Oh je. Das klingt nach "Viele Köche verderben den Brei". Nach zahlreichen überflüssigen Diskussionen. Nein!
Der Punkt ist, es geht ums wahrgenommen und gehört Werden.
Merken, meine eingebrachten Impulse und Lösungsansätze werden berücksichtigt oder zumindest diskutiert - das ist einer der wichtigsten Punkte für motivierte Angestellte. Es geht nicht ums Rechthaben oder darum, sich immer durchsetzen zu müssen, sondern um das Wissen und Erleben, MitgestalterIn zu sein. Gelebte Verantwortung will Wirksamkeit sehen. Insbesondere in einem Beruf wie der Pflege braucht es Fachkräfte, die mitdenken und sich aktiv einbringen.
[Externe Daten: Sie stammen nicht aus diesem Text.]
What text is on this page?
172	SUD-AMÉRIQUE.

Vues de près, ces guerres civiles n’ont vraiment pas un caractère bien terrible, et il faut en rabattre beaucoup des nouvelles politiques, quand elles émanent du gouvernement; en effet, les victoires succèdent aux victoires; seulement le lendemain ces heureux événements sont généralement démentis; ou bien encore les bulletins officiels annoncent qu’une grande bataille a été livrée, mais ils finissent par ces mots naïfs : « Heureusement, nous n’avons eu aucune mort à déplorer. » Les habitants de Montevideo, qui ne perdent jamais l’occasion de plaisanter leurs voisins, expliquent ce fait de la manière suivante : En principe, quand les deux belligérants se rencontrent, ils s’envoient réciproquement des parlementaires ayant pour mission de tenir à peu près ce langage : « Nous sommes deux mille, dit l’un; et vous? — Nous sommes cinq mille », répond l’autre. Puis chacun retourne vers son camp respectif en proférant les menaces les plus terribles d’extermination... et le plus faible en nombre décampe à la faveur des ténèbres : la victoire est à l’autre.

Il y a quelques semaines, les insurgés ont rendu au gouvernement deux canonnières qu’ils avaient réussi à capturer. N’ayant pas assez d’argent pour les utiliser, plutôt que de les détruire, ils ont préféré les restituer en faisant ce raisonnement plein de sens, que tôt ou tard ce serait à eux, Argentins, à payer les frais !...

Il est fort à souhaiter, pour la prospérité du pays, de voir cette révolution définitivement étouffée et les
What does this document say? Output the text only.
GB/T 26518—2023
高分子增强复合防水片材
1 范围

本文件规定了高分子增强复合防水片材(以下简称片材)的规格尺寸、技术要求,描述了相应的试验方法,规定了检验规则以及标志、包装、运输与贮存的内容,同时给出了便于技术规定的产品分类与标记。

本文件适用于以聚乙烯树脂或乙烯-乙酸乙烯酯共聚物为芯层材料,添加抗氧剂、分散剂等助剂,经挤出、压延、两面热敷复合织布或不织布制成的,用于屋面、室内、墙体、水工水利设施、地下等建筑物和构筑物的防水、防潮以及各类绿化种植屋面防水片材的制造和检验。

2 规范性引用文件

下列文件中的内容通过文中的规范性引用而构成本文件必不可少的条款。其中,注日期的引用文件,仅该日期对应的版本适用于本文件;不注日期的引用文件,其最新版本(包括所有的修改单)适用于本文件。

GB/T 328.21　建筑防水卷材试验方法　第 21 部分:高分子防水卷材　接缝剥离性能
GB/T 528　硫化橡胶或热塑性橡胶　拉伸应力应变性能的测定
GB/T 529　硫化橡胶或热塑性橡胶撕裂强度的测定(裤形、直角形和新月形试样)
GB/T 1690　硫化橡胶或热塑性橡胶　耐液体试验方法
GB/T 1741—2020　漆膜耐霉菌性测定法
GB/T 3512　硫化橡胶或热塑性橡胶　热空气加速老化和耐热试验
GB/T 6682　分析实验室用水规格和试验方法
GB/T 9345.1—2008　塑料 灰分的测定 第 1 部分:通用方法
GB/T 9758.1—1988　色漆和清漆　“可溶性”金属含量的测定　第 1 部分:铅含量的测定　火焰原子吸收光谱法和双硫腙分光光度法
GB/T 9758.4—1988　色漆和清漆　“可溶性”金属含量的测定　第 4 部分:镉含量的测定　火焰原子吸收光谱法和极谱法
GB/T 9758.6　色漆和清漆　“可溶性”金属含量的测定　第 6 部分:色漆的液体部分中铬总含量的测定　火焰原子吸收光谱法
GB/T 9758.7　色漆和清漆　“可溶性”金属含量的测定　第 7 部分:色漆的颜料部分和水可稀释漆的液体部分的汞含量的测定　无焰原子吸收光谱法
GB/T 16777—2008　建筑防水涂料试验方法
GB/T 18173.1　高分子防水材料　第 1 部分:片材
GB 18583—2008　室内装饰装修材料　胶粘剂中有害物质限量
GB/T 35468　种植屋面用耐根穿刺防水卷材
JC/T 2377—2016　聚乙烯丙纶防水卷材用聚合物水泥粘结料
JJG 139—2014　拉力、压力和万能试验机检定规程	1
Wer mit Menschen arbeiten will, hat das ganze Menschsein im Fokus. Keine rationelle Abfertigung, sondern ein Geben und Nehmen. Diese Voraussetzungen werden früher oder später auch für Quereinsteigende wichtig. Spätestens wenn der Alltag Einzug nimmt.
Ein alternativer Weg für bewährte Pflegefachkräfte ist es, eine andere, attraktivere Stelle zu suchen.